The quantity of the commodity a consumer consumes should be reasonable. If the units of consumption are too small, then every successive unit of consumption may give higher utility to the consumer. For example: If a person is given water by a spoon when he is very thirsty, each additional spoonful will give him more satisfaction.
Not a suitable time period
There should not be very long gap between the consumption of different units of the commodity. If there is time lag between the consumption of different units, then this law may not hold good.

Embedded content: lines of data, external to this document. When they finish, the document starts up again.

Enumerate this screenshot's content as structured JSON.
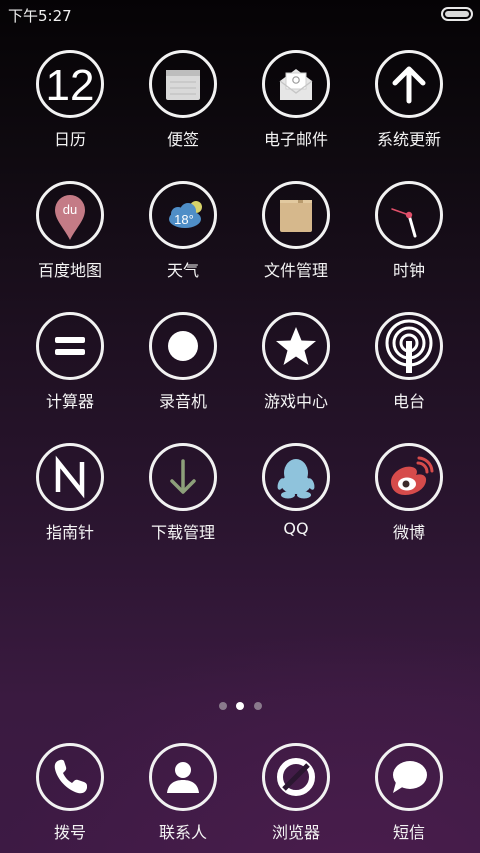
{
  "status_bar": {
    "time": "下午5:27"
  },
  "pager": {
    "page_count": 3,
    "current_page": 2
  },
  "colors": {
    "ring": "#f2f2f2",
    "weibo_red": "#d64b4b",
    "qq_blue": "#8fc3dc",
    "map_pin": "#c47b86",
    "download_arrow": "#8da07a",
    "file_tan": "#d6b88c"
  },
  "apps": [
    {
      "label": "日历",
      "icon": "calendar-icon",
      "value": "12"
    },
    {
      "label": "便签",
      "icon": "notes-icon"
    },
    {
      "label": "电子邮件",
      "icon": "email-icon"
    },
    {
      "label": "系统更新",
      "icon": "arrow-up-icon"
    },
    {
      "label": "百度地图",
      "icon": "map-pin-icon",
      "value": "du"
    },
    {
      "label": "天气",
      "icon": "weather-icon",
      "value": "18°"
    },
    {
      "label": "文件管理",
      "icon": "folder-icon"
    },
    {
      "label": "时钟",
      "icon": "clock-icon"
    },
    {
      "label": "计算器",
      "icon": "equals-icon"
    },
    {
      "label": "录音机",
      "icon": "record-icon"
    },
    {
      "label": "游戏中心",
      "icon": "star-icon"
    },
    {
      "label": "电台",
      "icon": "radio-icon"
    },
    {
      "label": "指南针",
      "icon": "compass-n-icon"
    },
    {
      "label": "下载管理",
      "icon": "download-icon"
    },
    {
      "label": "QQ",
      "icon": "qq-penguin-icon"
    },
    {
      "label": "微博",
      "icon": "weibo-icon"
    }
  ],
  "dock": [
    {
      "label": "拨号",
      "icon": "phone-icon"
    },
    {
      "label": "联系人",
      "icon": "contact-icon"
    },
    {
      "label": "浏览器",
      "icon": "browser-icon"
    },
    {
      "label": "短信",
      "icon": "message-icon"
    }
  ]
}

For example: If a man has lunch at 10 a.m. and dinner at 8 p.m. and eats nothing in between, the dinner will possibly yield even more satisfaction than the lunch, i.e. his marginal utility will not diminish.
This law does not apply for rare collections such as old coins, stamps and so on because the longer and larger the number he collects, the greater will be the utility.

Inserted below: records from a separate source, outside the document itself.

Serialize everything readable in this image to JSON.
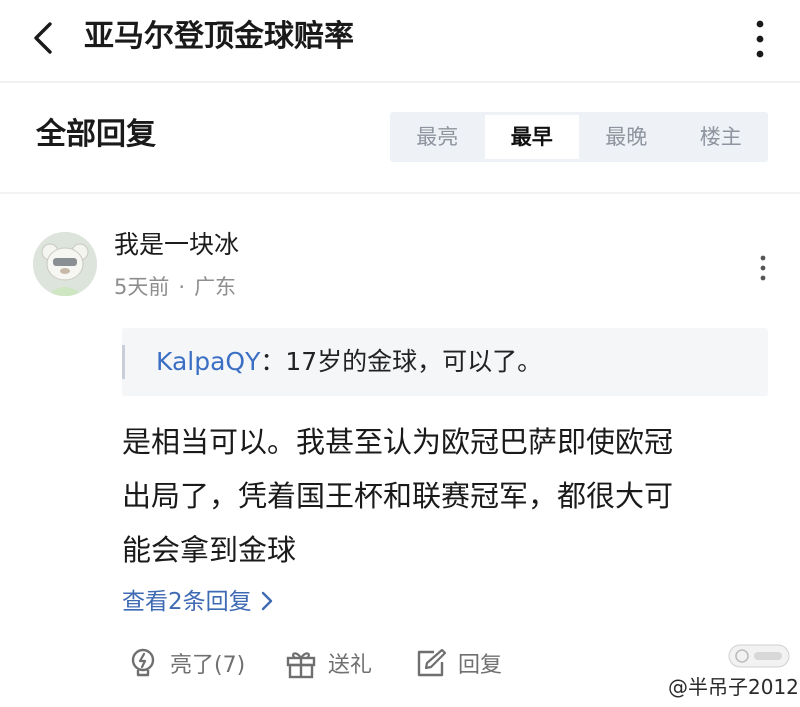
{
  "header": {
    "title": "亚马尔登顶金球赔率",
    "back_icon": "chevron-left-icon",
    "more_icon": "more-vertical-icon"
  },
  "section": {
    "title": "全部回复",
    "sort_tabs": [
      "最亮",
      "最早",
      "最晚",
      "楼主"
    ],
    "active_tab": "最早"
  },
  "comment": {
    "username": "我是一块冰",
    "time": "5天前",
    "separator": "·",
    "location": "广东",
    "quote": {
      "author": "KalpaQY",
      "separator": "：",
      "text": "17岁的金球，可以了。"
    },
    "body_lines": [
      "是相当可以。我甚至认为欧冠巴萨即使欧冠",
      "出局了，凭着国王杯和联赛冠军，都很大可",
      "能会拿到金球"
    ],
    "view_replies": "查看2条回复",
    "actions": {
      "like_label": "亮了(7)",
      "gift_label": "送礼",
      "reply_label": "回复"
    }
  },
  "watermark": {
    "text": "@半吊子2012"
  },
  "colors": {
    "link": "#3e6ab3",
    "quote_author": "#3b6fc4",
    "tab_bg": "#eef1f5",
    "muted": "#8e8e8e"
  }
}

Change in taste and fashion of the consumer
The law of diminishing marginal utility will be applicable only if the consumer is not supposed to change taste and fashion of the commodity whatever he/she was using previously.
The law of diminishing marginal utility is applicable for normal person only. Abnormal persons such as drunkards and druggist are not associated with the law.
Change in income of the consumer
To hold the law good, there should not be any change in the income of the consumer. If the income of the consumer increases, he will consume more and more units of a commodity which he prefers. As a result, utility can be increased rather than decreased.
The law will not be applicable for habitual goods such as consumption of cigarettes, consumption of drugs, alcohol, etc.
Durable and valuable goods
The law is not applicable in case of durable goods as well as valuable goods such as buildings, vehicles, gems, gold, etc.